O trio que se tornou um duo retorna com um álbum tão sombrio quanto delicado, a trilha sonora perfeita para o luto.

Mais de quarenta anos após sua formação, o Depeche Mode continua a criar um rebuliço a cada lançamento de álbum. Mas desta vez, embora presente em todas as frentes de mídia, o grupo nascido em Basildon foi mais discreto. A dupla Dave Gahan-Martin Gore precisou se reencontrar pouco a pouco com a realidade e enfrentar sua nova vida sem Andy Fletcher, membro fundador do grupo e que morreu repentinamente em maio de 2022 quando tinha apenas sessenta anos e os três músicos estavam no meio da gravação do novo disco, Memento Mori. Um título evocativo (se lembre que você também vai morrer) já pensado a montante pelos muitos assuntos abordados neste álbum em que o grupo começou a trabalhar em plena pandemia. A perda repentina de Fletch pôde até influenciar a forma como as canções evoluíram, mas nada teve a ver com os títulos que lhes foram atribuídos, tal como o nome do álbum.

Se a formação evoluiu e mudou um pouco ao longo das quatro décadas de existência do grupo, Andy Fletcher, que foi fiel ao cargo, sempre reconheceu que era ele quem trazia ideias e alguns arranjos aqui e ali, mas que nunca se envolveu na composição de forma tão intensa e envolvente quanto Martin Gore e que os textos eram criação de Gahan. Segundo um dos seus ex-camaradas de jogo, Alan Wilder, Fletcher tinha um papel de electrão livre « pouco investido », o que causou várias tensões dentro da formação antes da saída de Wilder em 1995. Fora uma pausa que acordou longe dos seus camaradas durante a Devocional Tour de 1994, Fletch sempre fez parte dessa aventura que ele mesmo iniciou com Vince Clarke em 1980 (e que logo deixaria o Depeche Mode após o primeiro álbum e embarcaria em uma nova carreira a partir de então com muitos outros projetos, incluindo o Erasure).

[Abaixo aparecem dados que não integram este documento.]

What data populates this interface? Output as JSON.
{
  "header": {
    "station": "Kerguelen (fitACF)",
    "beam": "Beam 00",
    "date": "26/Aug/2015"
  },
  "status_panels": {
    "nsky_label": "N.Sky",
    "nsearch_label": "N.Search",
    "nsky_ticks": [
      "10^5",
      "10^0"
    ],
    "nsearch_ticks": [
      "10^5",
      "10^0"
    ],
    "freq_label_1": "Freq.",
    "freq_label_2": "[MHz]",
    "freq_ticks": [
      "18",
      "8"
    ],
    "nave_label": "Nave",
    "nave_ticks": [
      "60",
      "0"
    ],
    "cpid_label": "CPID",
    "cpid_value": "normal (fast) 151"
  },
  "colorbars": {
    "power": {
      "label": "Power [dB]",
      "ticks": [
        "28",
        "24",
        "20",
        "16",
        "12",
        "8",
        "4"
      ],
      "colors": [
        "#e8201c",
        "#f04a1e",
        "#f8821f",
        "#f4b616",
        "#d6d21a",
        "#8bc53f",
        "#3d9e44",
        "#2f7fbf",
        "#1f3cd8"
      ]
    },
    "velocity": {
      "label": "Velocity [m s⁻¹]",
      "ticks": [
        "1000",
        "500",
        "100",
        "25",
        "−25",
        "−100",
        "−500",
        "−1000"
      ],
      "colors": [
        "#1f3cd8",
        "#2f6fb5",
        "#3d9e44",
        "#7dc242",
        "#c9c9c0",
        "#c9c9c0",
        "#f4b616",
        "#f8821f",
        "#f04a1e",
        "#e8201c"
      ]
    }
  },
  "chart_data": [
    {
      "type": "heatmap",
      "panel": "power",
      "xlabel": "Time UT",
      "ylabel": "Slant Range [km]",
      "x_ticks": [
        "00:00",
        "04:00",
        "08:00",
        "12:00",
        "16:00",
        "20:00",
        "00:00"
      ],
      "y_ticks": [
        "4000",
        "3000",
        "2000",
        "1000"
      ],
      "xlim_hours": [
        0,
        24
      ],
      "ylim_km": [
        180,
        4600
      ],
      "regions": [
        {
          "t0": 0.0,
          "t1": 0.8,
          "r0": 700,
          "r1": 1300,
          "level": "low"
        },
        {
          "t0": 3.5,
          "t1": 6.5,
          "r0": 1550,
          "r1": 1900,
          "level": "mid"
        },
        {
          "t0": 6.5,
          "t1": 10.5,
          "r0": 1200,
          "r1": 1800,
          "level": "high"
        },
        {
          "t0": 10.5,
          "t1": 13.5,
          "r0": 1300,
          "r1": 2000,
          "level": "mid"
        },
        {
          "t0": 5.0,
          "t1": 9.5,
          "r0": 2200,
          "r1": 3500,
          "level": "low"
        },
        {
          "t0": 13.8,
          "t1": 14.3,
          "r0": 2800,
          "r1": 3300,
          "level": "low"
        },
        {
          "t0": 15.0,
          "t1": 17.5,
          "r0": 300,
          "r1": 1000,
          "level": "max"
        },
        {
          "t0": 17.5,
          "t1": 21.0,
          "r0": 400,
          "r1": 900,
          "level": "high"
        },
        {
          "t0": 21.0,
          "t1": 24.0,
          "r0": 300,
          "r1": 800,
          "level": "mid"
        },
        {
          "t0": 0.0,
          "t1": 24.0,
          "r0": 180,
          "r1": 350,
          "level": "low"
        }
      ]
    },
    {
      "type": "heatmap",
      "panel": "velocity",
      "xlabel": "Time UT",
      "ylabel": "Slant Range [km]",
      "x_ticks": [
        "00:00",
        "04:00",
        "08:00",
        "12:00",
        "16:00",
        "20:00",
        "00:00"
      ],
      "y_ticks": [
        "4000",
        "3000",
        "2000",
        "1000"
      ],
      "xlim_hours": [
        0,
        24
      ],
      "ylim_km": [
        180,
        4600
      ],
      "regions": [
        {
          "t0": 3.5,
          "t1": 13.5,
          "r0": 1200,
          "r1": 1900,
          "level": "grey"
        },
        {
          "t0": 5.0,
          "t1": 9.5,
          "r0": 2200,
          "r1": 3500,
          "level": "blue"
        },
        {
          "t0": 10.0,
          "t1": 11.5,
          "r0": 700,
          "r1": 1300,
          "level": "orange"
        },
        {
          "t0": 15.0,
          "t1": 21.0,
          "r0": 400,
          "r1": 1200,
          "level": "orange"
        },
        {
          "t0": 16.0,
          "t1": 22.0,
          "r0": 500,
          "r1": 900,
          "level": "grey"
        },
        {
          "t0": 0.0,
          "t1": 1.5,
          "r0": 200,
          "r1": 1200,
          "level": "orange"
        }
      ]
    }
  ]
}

Durante esses intensos anos de atividade, o Depeche Mode, por sua vez, fez multidões dançar com músicas como Just can’t get Enough ou People are People, hipnotizou seu público com elegância sombria através de Behind the Wheel e Shake the Disease, explodiu os charts de música com a essencial Enjoy the Silence ou ainda excitou seu lado rock mais pegajoso graças a Walking in my Shoes e I Feel You.

Embora a origem de êxitos essenciais, Depeche Mode teve algumas dificuldades em convencer a mídia e alguns fãs da primeira hora ao entrarem no século XXI. Se os álbuns têm muitas qualidades, às vezes eles lutam para entregar um conteúdo que seja a altura ao longo de toda a sua existência. Somente Playing the Angel lançado em 2005 leva todos os votos. Paradoxalmente, este foi o período em que o grupo inglês mais lotou arenas e estádios como nunca antes, aproveitando sua herança para organizar seus set-lists em torno dos grandes clássicos que fizeram sua fama. Contra todas as probabilidades, o Depeche Mode continua a fascinar as multidões. Melhor, Memento Mori reconecta com certas vibrações que tanto contribuíram para tornar a sua música tão única e singular, entre a escuridão e a melancolia, um verdadeiro sentido de melodia transportado pela voz de Gahan, que sublinha o trabalho de composição realizado com Gore. Depeche Mode ainda está vivo.